Note that two variants of Fortran 95 interface for bdsqr routine are needed because of an ambiguous choice between real and complex cases appear when vt, u, and c are omitted. Thus, the name rbdsqr is used in real cases (single or double precision), and the name bdsqr is used in complex cases (single or double precision).
Each singular value and singular vector is computed to high relative accuracy. However, the reduction to bidiagonal form (prior to calling the routine) may decrease the relative accuracy in the small singular values of the original matrix if its singular values vary widely in magnitude.
If si is an exact singular value of B, and si is the corresponding computed value, then
|si - σi| ≤p*(m,n)*ε*σi
where p(m, n) is a modestly increasing function of m and n, and ε is the machine precision.
If only singular values are computed, they are computed more accurately than when some singular vectors are also computed (that is, the function p(m, n) is smaller).
If ui is the corresponding exact left singular vector of B, and wi is the corresponding computed left singular vector, then the angle θ(ui, wi) between them is bounded as follows:
θ(ui, wi) ≤p(m,n)*ε / min i≠j(|σi - σj|/|σi + σj|).
Here mini≠j(|σi - σj|/|σi + σj|) is the relative gap between σi and the other singular values. A similar error bound holds for the right singular vectors.

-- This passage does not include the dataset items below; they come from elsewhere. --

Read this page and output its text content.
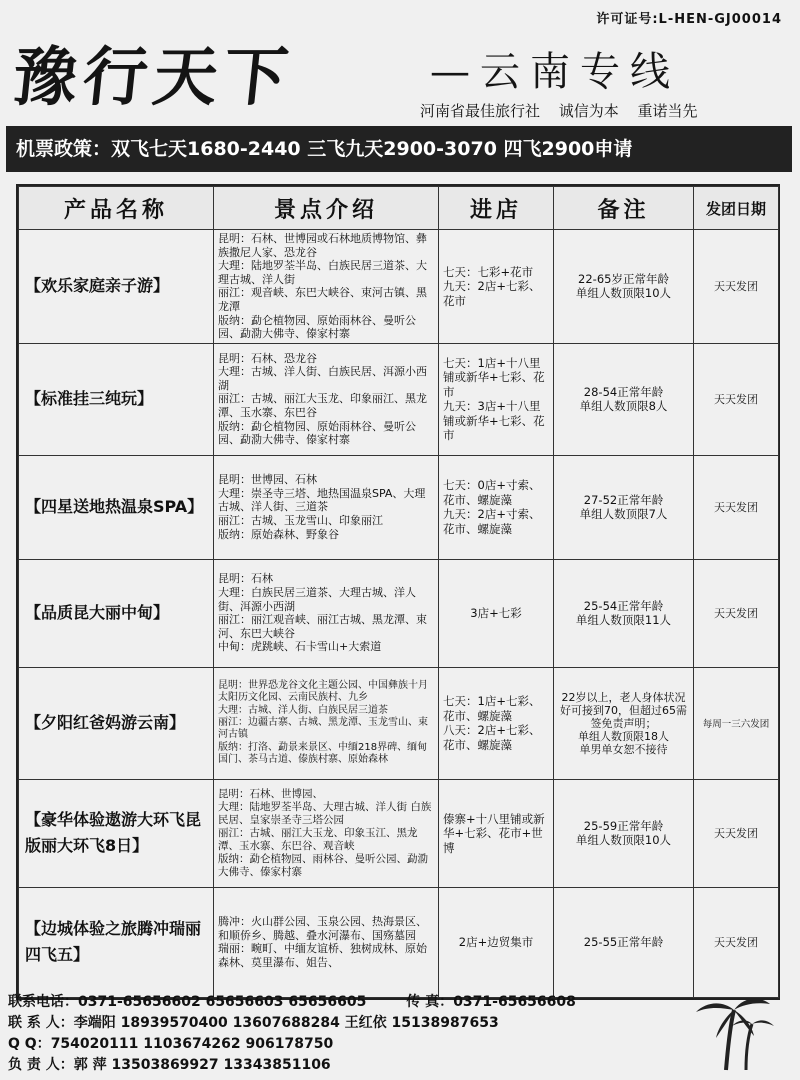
许可证号:L-HEN-GJ00014
豫行天下	—云南专线
河南省最佳旅行社 诚信为本 重诺当先
机票政策：双飞七天1680-2440 三飞九天2900-3070 四飞2900申请
产品名称	景点介绍	进店	备注	发团日期
【欢乐家庭亲子游】	昆明：石林、世博园或石林地质博物馆、彝族撒尼人家、恐龙谷
大理：陆地罗荃半岛、白族民居三道茶、大理古城、洋人街
丽江：观音峡、东巴大峡谷、束河古镇、黑龙潭
版纳：勐仑植物园、原始雨林谷、曼听公园、勐泐大佛寺、傣家村寨	七天：七彩+花市
九天：2店+七彩、花市	22-65岁正常年龄
单组人数顶限10人	天天发团
【标准挂三纯玩】	昆明：石林、恐龙谷
大理：古城、洋人街、白族民居、洱源小西湖
丽江：古城、丽江大玉龙、印象丽江、黑龙潭、玉水寨、东巴谷
版纳：勐仑植物园、原始雨林谷、曼听公园、勐泐大佛寺、傣家村寨	七天：1店+十八里铺或新华+七彩、花市
九天：3店+十八里铺或新华+七彩、花市	28-54正常年龄
单组人数顶限8人	天天发团
【四星送地热温泉SPA】	昆明：世博园、石林
大理：崇圣寺三塔、地热国温泉SPA、大理古城、洋人街、三道茶
丽江：古城、玉龙雪山、印象丽江
版纳：原始森林、野象谷	七天：0店+寸索、花市、螺旋藻
九天：2店+寸索、花市、螺旋藻	27-52正常年龄
单组人数顶限7人	天天发团
【品质昆大丽中甸】	昆明：石林
大理：白族民居三道茶、大理古城、洋人街、洱源小西湖
丽江：丽江观音峡、丽江古城、黑龙潭、束河、东巴大峡谷
中甸：虎跳峡、石卡雪山+大索道	3店+七彩	25-54正常年龄
单组人数顶限11人	天天发团
【夕阳红爸妈游云南】	昆明：世界恐龙谷文化主题公园、中国彝族十月太阳历文化园、云南民族村、九乡
大理：古城、洋人街、白族民居三道茶
丽江：边疆古寨、古城、黑龙潭、玉龙雪山、束河古镇
版纳：打洛、勐景来景区、中缅218界碑、缅甸国门、茶马古道、傣族村寨、原始森林	七天：1店+七彩、花市、螺旋藻
八天：2店+七彩、花市、螺旋藻	22岁以上，老人身体状况好可接到70，但超过65需签免责声明；
单组人数顶限18人
单男单女恕不接待	每周一三六发团
【豪华体验遨游大环飞昆版丽大环飞8日】	昆明：石林、世博园、
大理：陆地罗荃半岛、大理古城、洋人街 白族民居、皇家崇圣寺三塔公园
丽江：古城、丽江大玉龙、印象玉江、黑龙潭、玉水寨、东巴谷、观音峡
版纳：勐仑植物园、雨林谷、曼听公园、勐泐大佛寺、傣家村寨	傣寨+十八里铺或新华+七彩、花市+世博	25-59正常年龄
单组人数顶限10人	天天发团
【边城体验之旅腾冲瑞丽四飞五】	腾冲：火山群公园、玉泉公园、热海景区、和顺侨乡、腾越、叠水河瀑布、国殇墓园
瑞丽：畹町、中缅友谊桥、独树成林、原始森林、莫里瀑布、姐告、	2店+边贸集市	25-55正常年龄	天天发团
联系电话：0371-65656602 65656603 65656605	传 真：0371-65656608
联 系 人：李端阳 18939570400 13607688284 王红依 15138987653
Q Q：754020111 1103674262 906178750
负 责 人：郭 萍 13503869927 13343851106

The total number of real floating-point operations is roughly proportional to n2 if only the singular values are computed. About 6n2*nru additional operations (12n2*nru for complex flavors) are required to compute the left singular vectors and about 6n2*ncvt operations (12n2*ncvt for complex flavors) to compute the right singular vectors.